Tous deux, le grand-père et le petit-fils s’embarquèrent dans une foule d’arrangements qui avaient pour but la vie à Chanteloup. Ils ne comprenaient pas qu’ils n’y eussent pas songé plus tôt. C’était la meilleure des existences. Bernard avait beaucoup de raisons pour se plaire aux environs de Fontainebleau. De la part du marquis, c’était peut-être un peu plus méritoire. Mais il y allait d’aussi bon cœur que le jeune homme.

— Paris, disait Bernard, est absolument inutile comme séjour.

— Sans doute, répondait M. de Cisay, puisqu’on peut y aller quand on veut.

— Nous en sommes si près !

— Le chemin de fer est si commode !

— Et tes œuvres ? demanda ironiquement le comte.

— J’espère qu’elles n’en souffriront pas. J’ai bien le dessein de ne pas les oublier, et je leur donnerai d’autant plus de temps que j’irai à Paris exprès pour elles.

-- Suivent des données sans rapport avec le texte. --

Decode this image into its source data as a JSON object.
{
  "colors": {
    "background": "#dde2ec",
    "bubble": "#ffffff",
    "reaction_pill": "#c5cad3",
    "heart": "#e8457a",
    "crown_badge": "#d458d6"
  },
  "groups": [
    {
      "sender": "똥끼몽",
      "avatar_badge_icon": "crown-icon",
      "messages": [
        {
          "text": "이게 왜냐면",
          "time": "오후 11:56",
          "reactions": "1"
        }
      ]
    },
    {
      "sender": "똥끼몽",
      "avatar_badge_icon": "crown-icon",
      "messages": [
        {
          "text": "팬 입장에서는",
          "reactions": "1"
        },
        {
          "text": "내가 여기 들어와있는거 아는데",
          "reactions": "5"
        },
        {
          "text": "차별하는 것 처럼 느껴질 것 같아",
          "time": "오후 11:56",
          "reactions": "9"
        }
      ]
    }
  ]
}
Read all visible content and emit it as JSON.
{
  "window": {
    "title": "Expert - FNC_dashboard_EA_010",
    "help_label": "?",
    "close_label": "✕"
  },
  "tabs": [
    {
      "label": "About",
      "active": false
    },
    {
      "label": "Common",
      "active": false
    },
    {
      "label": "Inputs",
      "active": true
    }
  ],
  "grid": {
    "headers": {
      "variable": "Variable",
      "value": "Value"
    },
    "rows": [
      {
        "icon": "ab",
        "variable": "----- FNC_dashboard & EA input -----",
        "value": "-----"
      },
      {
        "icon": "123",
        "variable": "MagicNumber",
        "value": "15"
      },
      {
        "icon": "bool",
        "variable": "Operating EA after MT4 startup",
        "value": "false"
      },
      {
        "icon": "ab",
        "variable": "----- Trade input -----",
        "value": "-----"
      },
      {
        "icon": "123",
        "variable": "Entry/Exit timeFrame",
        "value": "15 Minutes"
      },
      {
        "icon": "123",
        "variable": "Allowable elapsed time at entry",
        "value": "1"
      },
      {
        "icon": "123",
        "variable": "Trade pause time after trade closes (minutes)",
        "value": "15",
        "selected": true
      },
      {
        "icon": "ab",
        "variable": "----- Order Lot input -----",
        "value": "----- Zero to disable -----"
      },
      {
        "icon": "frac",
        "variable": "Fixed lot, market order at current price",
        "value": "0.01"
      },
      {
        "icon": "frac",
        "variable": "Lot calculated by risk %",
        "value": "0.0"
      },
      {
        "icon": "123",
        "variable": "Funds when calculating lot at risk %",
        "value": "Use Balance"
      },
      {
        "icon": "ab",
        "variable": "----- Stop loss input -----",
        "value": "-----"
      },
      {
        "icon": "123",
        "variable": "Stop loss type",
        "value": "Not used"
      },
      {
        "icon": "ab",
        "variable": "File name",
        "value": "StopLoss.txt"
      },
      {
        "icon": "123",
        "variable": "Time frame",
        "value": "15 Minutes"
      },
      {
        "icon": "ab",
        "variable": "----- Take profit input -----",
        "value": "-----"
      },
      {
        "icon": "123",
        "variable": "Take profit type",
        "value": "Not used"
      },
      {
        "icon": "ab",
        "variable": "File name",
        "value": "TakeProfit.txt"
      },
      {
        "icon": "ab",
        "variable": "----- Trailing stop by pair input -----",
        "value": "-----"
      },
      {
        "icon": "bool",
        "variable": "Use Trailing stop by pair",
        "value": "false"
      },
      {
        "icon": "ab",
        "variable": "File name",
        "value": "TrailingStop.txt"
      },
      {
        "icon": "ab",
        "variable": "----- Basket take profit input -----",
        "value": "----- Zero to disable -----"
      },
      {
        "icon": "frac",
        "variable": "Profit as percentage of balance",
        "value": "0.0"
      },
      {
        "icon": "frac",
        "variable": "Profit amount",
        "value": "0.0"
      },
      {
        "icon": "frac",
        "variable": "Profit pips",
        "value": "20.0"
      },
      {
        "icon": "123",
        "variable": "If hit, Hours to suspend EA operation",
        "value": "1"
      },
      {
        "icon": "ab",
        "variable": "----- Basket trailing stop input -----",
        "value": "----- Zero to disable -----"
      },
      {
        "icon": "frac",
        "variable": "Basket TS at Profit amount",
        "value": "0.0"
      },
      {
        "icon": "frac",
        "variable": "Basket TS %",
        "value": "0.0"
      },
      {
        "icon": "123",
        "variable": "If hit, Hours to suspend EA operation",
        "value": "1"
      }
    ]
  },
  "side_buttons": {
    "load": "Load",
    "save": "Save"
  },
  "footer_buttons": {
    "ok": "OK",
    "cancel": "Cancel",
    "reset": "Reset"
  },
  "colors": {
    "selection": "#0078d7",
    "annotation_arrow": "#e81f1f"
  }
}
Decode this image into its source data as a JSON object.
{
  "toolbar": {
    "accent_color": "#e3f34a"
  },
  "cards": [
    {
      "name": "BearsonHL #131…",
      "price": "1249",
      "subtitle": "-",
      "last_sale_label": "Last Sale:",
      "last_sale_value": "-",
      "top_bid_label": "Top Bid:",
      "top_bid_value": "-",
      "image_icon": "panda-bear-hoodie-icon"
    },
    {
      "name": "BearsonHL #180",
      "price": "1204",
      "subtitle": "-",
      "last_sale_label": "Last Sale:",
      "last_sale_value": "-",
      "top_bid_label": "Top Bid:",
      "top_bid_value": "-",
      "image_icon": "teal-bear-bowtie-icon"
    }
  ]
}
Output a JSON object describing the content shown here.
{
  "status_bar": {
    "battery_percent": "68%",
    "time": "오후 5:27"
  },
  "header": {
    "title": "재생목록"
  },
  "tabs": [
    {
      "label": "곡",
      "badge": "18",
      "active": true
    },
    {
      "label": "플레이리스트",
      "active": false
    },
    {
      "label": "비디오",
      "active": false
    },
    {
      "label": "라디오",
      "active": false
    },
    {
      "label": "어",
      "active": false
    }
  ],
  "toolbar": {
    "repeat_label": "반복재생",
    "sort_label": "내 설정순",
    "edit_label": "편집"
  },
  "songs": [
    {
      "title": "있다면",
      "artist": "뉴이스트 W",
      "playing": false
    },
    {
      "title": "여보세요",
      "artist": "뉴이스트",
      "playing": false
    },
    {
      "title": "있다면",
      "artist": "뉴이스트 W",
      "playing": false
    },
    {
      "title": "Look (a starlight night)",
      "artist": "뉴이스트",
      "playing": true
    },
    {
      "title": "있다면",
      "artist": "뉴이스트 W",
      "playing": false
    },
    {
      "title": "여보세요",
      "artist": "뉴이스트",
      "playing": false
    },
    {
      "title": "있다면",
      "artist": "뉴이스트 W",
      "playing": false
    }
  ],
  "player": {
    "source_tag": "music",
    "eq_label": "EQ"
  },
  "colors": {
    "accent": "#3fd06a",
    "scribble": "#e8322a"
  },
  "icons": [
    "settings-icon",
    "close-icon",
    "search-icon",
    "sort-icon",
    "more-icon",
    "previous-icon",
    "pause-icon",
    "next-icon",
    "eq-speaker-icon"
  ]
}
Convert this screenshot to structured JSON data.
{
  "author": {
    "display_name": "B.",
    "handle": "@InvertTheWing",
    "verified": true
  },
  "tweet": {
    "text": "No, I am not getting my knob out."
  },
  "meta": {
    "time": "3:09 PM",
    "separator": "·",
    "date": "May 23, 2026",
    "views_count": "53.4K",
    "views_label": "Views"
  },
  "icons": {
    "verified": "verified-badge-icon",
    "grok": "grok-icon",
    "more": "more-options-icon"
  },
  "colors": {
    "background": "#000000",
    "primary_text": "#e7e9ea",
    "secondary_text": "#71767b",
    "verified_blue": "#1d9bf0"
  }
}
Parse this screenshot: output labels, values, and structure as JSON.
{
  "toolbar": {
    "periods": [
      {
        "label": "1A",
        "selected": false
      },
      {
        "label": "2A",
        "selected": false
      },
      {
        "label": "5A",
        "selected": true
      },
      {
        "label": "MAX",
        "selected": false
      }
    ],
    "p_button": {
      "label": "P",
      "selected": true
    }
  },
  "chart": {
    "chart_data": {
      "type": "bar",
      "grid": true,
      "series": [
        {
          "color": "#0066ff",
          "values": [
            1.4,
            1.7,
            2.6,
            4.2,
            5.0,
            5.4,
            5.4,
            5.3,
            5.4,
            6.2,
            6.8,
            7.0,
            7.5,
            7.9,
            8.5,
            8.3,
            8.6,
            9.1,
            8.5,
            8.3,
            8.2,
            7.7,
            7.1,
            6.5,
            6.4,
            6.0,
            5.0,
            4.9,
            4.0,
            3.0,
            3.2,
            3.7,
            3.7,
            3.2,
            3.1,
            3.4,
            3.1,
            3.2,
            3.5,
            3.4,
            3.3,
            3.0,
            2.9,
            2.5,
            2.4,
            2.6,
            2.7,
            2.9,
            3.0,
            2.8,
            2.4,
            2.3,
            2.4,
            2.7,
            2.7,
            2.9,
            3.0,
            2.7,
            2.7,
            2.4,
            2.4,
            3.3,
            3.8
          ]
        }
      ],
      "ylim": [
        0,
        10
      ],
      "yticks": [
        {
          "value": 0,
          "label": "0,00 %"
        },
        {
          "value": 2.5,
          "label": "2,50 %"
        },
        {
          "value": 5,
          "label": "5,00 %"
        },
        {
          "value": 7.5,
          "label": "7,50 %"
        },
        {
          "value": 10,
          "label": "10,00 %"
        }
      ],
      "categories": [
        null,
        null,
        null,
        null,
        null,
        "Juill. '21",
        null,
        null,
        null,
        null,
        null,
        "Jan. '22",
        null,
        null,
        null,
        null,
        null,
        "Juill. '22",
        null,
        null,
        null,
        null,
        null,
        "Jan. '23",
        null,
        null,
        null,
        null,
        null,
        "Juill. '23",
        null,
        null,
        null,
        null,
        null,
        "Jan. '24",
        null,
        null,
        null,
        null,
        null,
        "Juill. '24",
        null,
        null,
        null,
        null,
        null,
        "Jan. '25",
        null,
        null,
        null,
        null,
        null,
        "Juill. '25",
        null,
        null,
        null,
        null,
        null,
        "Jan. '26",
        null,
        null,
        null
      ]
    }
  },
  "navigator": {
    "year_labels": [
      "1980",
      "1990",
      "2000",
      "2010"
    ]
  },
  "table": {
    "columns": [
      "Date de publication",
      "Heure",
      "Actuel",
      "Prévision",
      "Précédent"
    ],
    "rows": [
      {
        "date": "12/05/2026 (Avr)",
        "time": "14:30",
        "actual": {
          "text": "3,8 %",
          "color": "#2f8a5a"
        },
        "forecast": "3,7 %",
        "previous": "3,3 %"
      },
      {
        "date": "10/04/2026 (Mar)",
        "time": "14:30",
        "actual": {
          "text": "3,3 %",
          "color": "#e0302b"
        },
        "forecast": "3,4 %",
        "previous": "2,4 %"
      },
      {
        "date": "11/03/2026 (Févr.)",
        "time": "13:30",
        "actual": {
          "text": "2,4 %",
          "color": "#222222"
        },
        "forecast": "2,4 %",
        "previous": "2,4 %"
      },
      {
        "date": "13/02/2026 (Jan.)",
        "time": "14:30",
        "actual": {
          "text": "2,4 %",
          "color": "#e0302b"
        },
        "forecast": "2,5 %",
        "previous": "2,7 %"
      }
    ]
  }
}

— Eh bien ! dit le marquis… voilà qui est décidé… n’est-ce pas ? Si Rodolphe s’ennuie trop ici pendant l’hiver, nous trouverons moyen de lui louer à Paris un appartement de garçon. Car je crois vraiment, et j’ai presque honte de l’avouer, je crois que nous allons faire des économies !

Le comte, un peu embarrassé, remercia son père et déclara qu’il ne voulait rien de particulier et qu’il vivrait de la vie des autres. Ses goûts ne le portaient pas à la dépense, et trop de fois il avait cherché le moyen de rétablir l’équilibre dans le budget pour s’élever contre une pareille réforme.

— Alors, c’est parfait, déclara le marquis. Je me trouve, sur le tard, des aptitudes mathématiques.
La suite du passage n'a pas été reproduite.